Ma nonostante la libertà di parola, Marco Pannella non è un democratico, è un despota, un guru, un padre padrone col complesso della mamma italiana che fa di tutto per non permettere ai suoi piccini di volare con le proprie ali.  Solo che lì c’è un covo di aquile, belli e brillanti, ai quali il nido sta stretto.

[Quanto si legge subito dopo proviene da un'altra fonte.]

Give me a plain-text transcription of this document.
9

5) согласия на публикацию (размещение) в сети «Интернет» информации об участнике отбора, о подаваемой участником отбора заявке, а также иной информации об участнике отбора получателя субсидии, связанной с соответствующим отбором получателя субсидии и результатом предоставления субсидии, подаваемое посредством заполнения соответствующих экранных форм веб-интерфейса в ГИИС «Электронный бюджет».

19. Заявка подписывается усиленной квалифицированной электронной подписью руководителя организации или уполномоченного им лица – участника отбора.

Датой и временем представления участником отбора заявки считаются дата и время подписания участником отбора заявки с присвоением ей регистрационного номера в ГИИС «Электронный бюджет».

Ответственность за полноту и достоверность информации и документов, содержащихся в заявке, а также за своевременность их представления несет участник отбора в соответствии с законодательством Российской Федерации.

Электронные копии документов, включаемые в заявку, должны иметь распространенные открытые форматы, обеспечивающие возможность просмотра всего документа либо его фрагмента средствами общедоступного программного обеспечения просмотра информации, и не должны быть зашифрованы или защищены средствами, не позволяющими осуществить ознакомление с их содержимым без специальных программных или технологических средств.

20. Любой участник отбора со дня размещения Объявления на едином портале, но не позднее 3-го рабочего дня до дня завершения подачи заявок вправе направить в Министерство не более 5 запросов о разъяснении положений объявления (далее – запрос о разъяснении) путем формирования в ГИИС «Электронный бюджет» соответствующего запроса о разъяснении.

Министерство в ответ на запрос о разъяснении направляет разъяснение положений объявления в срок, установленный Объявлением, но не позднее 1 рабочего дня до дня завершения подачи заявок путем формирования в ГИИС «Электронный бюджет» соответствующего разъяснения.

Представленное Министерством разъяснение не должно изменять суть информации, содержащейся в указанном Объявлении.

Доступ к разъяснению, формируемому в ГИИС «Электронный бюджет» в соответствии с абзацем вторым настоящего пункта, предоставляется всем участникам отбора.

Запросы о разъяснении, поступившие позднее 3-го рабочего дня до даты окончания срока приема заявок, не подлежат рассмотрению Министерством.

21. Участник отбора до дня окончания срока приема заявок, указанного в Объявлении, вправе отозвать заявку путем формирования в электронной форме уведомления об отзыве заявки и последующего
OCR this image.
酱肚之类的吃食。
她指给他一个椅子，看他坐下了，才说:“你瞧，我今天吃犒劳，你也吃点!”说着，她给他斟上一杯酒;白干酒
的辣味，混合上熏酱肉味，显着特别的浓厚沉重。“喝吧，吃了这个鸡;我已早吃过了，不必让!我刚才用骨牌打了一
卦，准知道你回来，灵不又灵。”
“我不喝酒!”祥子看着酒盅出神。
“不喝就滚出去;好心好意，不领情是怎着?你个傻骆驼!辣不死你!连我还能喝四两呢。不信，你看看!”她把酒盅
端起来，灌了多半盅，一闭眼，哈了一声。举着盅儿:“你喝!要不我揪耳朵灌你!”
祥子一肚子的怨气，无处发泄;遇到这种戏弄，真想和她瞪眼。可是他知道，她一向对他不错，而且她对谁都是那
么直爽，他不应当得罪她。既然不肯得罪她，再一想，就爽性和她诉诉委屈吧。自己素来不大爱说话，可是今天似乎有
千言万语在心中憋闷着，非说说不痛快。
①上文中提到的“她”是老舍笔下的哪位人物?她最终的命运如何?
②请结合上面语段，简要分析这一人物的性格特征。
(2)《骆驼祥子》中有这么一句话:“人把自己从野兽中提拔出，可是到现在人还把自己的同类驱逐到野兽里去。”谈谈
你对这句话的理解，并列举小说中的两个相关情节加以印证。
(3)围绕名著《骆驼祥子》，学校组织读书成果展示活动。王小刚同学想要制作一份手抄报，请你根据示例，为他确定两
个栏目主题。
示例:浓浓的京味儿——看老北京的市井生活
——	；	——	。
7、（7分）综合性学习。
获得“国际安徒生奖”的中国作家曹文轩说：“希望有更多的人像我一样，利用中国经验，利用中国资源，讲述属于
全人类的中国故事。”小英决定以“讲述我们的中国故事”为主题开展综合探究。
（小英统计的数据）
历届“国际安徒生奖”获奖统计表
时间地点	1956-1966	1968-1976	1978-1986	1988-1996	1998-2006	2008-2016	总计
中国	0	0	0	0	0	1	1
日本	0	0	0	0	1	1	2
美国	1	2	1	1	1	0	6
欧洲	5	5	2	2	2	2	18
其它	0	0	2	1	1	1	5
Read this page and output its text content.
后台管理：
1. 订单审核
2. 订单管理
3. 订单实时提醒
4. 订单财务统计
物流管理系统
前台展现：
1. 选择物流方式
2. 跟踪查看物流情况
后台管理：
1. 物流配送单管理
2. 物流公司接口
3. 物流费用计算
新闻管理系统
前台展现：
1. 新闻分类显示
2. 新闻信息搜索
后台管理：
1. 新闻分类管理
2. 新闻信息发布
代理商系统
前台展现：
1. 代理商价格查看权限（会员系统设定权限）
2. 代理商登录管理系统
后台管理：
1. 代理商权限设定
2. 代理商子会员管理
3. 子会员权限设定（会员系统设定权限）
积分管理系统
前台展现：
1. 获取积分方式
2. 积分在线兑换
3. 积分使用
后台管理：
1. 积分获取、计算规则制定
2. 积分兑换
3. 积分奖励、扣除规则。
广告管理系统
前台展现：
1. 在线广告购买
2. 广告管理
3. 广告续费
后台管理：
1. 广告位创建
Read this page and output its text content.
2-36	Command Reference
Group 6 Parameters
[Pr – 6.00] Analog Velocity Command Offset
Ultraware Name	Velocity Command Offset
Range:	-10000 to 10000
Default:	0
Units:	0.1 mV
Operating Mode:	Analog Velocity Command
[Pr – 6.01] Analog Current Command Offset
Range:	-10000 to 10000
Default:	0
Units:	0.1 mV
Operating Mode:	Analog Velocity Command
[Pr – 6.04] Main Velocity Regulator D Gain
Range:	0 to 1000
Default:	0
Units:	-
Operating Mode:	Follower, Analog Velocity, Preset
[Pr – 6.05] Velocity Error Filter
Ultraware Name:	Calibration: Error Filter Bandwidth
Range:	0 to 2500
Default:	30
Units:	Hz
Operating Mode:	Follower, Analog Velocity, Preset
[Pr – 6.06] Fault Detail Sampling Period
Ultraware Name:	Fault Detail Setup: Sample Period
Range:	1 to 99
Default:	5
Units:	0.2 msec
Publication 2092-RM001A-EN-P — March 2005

Al Congresso è nei corridoi che si scopre che non ci sono solo i Yes Men, che si respira aria di conflittualità, che si conoscono i sani animali politici che vorrebbero governare e non solo parlare.  Ma il Partito Radicale è una scuola ed un laboratorio di oratoria.  Con Marco non si governerà mai.  Ha avuto più occasioni e le ha rifiutate.  Se le avesse accettate avrebbe potuto usare i suoi 20-30 deputati in parlamento per risolvere il problema dei seggi vacanti, se proprio ci teneva tanto.  Ma lui non vuole operare da dentro il sistema.  Come Arafat ha sempre usato qualunque pretesto per non formare uno stato palestinese, Pannella ha trovato qualsiasi scusa per non collaborare per governare.  Evidentemente non sono ruoli che gli competano; preferiscono agire da outsiders.  (Ben inteso che il paragone fra i due si limita a questo rifiuto ed in nessuno modo riguarda il loro modus operandi o la sostanza delle loro cause.)   Il problema per i Radicali che vorrebbero fare e non solo dire è che:  I Radicali con Pannella: non fanno; Ma i Radicali senza Pannella: non sono.